All this theorem states is that an expression that can be reduced via multiple paths necessarily will be further reducible to a common product.
For example, take this piece of Haskell code:
vecLenSq :: Float -> Float -> Float
vecLenSq x y =
xsq + ysq
where
xsq = x * x
ysq = y * y
In Lambda Calculus, this function is roughly equivalent to (parens added for clarity, operators assumed primitive):
λ x . (λ y . (λ xsq . (λ ysq . (xsq + ysq)) (y * y)) (x * x))
The expression can be reduced by first applying a β reduction to xsq
or by applying a β reduction to ysq
, i.e. the "order of evaluation" is arbitrary. One can reduce the expression in the following order:
λ x . (λ y . (λ xsq . (xsq + (y * y))) (x * x))
λ x . (λ y . ((x * x) + (y * y)))
... or in the following order:
λ x . (λ y . (λ ysq . ((x * x) + ysq)) (y * y))

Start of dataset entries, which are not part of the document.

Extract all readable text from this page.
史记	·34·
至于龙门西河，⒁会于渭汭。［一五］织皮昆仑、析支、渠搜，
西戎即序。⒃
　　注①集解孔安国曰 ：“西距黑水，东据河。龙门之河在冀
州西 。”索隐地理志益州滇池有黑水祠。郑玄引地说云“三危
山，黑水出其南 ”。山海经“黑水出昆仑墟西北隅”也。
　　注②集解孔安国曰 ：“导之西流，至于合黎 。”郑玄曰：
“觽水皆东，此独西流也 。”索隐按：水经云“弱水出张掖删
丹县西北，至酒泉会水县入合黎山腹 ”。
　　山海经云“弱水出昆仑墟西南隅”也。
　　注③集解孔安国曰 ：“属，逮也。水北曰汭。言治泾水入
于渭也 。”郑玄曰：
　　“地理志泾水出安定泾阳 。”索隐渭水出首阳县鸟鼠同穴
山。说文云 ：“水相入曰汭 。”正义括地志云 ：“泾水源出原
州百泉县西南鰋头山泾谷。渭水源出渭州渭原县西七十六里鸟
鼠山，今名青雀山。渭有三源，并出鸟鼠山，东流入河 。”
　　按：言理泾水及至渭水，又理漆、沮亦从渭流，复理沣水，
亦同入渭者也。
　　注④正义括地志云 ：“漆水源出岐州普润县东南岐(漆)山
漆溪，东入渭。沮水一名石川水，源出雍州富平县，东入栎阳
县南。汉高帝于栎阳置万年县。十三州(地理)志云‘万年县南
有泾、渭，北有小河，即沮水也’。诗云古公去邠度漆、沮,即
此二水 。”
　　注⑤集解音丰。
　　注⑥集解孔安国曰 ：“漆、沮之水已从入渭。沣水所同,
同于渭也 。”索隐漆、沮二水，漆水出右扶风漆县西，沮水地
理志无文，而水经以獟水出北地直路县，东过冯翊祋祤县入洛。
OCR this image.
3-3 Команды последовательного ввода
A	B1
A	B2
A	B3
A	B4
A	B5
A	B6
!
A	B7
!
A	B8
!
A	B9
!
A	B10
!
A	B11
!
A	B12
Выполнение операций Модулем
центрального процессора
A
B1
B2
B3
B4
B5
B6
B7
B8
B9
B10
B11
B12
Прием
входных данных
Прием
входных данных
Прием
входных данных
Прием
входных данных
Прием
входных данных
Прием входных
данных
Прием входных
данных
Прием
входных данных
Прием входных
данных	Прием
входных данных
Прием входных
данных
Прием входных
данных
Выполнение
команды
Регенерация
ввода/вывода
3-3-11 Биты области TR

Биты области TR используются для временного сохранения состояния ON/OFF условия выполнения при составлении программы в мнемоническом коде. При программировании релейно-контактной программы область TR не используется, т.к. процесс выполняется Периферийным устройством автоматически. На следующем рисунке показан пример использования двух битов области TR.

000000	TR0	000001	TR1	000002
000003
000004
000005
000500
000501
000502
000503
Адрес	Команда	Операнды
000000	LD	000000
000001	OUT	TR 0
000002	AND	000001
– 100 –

λ x . (λ y . ((x * x) + (y * y)))
The result is evidently the same.
This means that the terms xsq
and ysq
are independently reducible, and that their reductions may be parallelized. And indeed, one could parallelize the reductions like so in Haskell:
vecLenSq :: Float -> Float -> Float
vecLenSq x y =
(xsq `par` ysq) `pseq` xsq + ysq
where
xsq = x * x
ysq = y * y
This parallelization would in reality not offer an advantage in this particular situation, since two simple float multiplications executed in sequence are more efficient than two paralellized multiplications because of scheduling overhead, but it might be worthwhile for more complex operations.